Para melhor definir este eco sistema que é um território é muito
oportuno o uso de um conceito que Deleuze e Guattari consideram
fundamental a sua geo filosofia. Refiro-me ao conceito de Ritorneloi.
Ritornelo é a experiência de improvisação no jazz. Em termos
musicais ele é um ritmo que demarca território, é um refrão, um
estribilho, uma cadência. Em termos filosóficos o ritornelo é um
espaço entro o eu e o mundo, entre interior e exerior. Ele possui
três componentes: um componente direcional (que remete a um ponto
dentro do caos), um componente de dimensional ( busca de consolidação
de um território) e um componente de passagem ou de fuga ( um
território esta sempre em variação). Estes três componentes
definem uma espécie de “lógica de existência”, esclarecem
três formas de habitar um território: a territoriarização, a
desterritoriarização e a reterritoriarização. Estar sempre de
partida, em transito, ou movimento. Território é sempre passagem,
transitoriedade e imanência. Desta forma, o ritornelo é um
agenciamento territorial. Em um sentido geral, risorneto é “todo
um conjunto de materiais de expressão que traçam um território e
que se desenvolvem em motivos territoriais, em paisagens territoriais
(há ritornelos motores, gestuais, ópticos, etc.)

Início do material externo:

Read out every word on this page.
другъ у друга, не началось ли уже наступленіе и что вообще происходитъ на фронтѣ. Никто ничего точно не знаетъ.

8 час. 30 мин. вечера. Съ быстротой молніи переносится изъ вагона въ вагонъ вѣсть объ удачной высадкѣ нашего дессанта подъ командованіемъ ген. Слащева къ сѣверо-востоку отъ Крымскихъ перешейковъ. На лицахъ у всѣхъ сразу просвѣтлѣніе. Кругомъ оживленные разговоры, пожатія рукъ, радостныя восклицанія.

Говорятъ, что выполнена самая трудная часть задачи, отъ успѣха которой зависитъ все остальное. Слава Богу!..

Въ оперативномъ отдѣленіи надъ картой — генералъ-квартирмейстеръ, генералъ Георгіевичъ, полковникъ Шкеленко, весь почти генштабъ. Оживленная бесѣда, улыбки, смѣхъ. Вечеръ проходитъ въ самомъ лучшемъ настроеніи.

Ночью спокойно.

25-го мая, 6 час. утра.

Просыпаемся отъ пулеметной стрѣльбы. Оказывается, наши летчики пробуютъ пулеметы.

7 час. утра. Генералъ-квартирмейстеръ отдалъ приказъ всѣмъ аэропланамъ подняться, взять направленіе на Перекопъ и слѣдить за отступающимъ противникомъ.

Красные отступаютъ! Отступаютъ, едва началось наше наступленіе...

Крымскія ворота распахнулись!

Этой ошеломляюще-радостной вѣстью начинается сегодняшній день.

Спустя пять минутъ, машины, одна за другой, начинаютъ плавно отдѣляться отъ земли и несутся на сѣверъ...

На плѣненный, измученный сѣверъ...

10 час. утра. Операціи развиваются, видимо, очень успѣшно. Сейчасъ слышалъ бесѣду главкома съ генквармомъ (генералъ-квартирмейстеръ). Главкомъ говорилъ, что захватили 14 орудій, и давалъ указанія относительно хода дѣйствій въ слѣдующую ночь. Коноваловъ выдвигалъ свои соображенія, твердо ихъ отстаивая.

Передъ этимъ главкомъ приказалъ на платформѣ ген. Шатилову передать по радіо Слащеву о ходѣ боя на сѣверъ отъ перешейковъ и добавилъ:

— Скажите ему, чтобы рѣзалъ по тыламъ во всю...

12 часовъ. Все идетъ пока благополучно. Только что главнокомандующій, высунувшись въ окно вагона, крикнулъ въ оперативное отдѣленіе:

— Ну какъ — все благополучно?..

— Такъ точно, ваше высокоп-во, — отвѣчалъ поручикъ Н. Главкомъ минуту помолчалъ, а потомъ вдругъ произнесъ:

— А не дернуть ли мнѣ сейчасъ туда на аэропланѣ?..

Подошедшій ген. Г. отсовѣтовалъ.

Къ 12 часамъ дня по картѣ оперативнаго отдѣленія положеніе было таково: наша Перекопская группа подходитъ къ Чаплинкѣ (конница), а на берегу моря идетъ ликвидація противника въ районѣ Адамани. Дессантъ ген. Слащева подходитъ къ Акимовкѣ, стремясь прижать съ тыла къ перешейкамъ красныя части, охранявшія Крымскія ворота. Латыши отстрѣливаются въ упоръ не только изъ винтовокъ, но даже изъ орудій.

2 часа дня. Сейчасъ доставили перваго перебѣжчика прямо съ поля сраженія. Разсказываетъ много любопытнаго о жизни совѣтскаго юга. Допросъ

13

Neste ponto é necessário esclarecer que para a devida compreensão
dos conceitos deleuzianos é preciso descartar um regime de signos
definidos por uma acepção restritiva dentro da teoria da
representaçãoii.
Ou seja, não se deve conectar palavras e coisas em um jogo de
correspondências. Lembrando uma passagem de Foucault citada por
Deleuze em Mil Platôs, “Não adianta dizer o que se vê, o que se
vê não habita jamais o que se diz”. A expressão não é um
fenômeno que se reduz a um dizer das coisas, ela define um conjunto
de enunciados que compõem na cartografia social u “multiplicidades
discursivas” de expressões e “multiplicidades não discursivas
de conteúdo, isto é, como forma de conteúdo e como forma de
expressão que que originam maquinações abstratas. Em outros
termos, os conceitos filosóficos são também maneiras de habitar e
agir em um território. A palavra, o dizer, de um modo geral, cria
agenciamentos coletivos de enunciação através de um discurso
indireto que produz territoriarizações e desterritoriarizações
ou, simplesmente, estratégias de subjetivação. O próprio conceito
de território e de risorneto são bons exemplos disso. Se a
expressão terra natal já era usual no século XVII, o uso do termo
território só é encontra morada em nossas praticas discursivas a
partir do sec. XVIII, quando começou a ser utilizado em uma
significação politica através das obras de autores hoje clássicos
como Montesquieu e Rouseau.
Por outro lado, como afirma Deleuze em Diálogos, os movimentos
comparados de territoriarização e desterritoriarização formam
fluxos cujo estudo de intensidade, os continuums se tornam
evidentes em campos sociais concretos,
“...Tomamos como exemplo,
em torno do século XI: o movimento de fuga das massas monetárias; a
grande desterritorialização das massas camponesas, sob a pressão
das ultimas invasões, e das crescentes exigências dos senhores; as
desterritoriarização das massas mobiliárias , que toma formas tão
diversas quanto a cruzada, a instalação nas cidades, os novos tipos
de exploração da terra ( arrendamento ou assalariado); as novas
figuras das cidades, cujos os equipamentos são cada vez menos
territoriais; a desterritoriarização da Igreja, com sua privação
de bens terrenos, sua’paz de Deus’, sua organização de
cruzadas; a desterritoriarização da mulher com o amor
cavalheiresco, depois o amor cortês. As cruzadas,(inclusive a
cruzada das crianças) podem aparecer como um limiar de conjugação
de todos esses movimentos. De certa maneira, pode-se dizer que em uma
sociedade o que é primeiro são as linhas, os movimentos de fuga.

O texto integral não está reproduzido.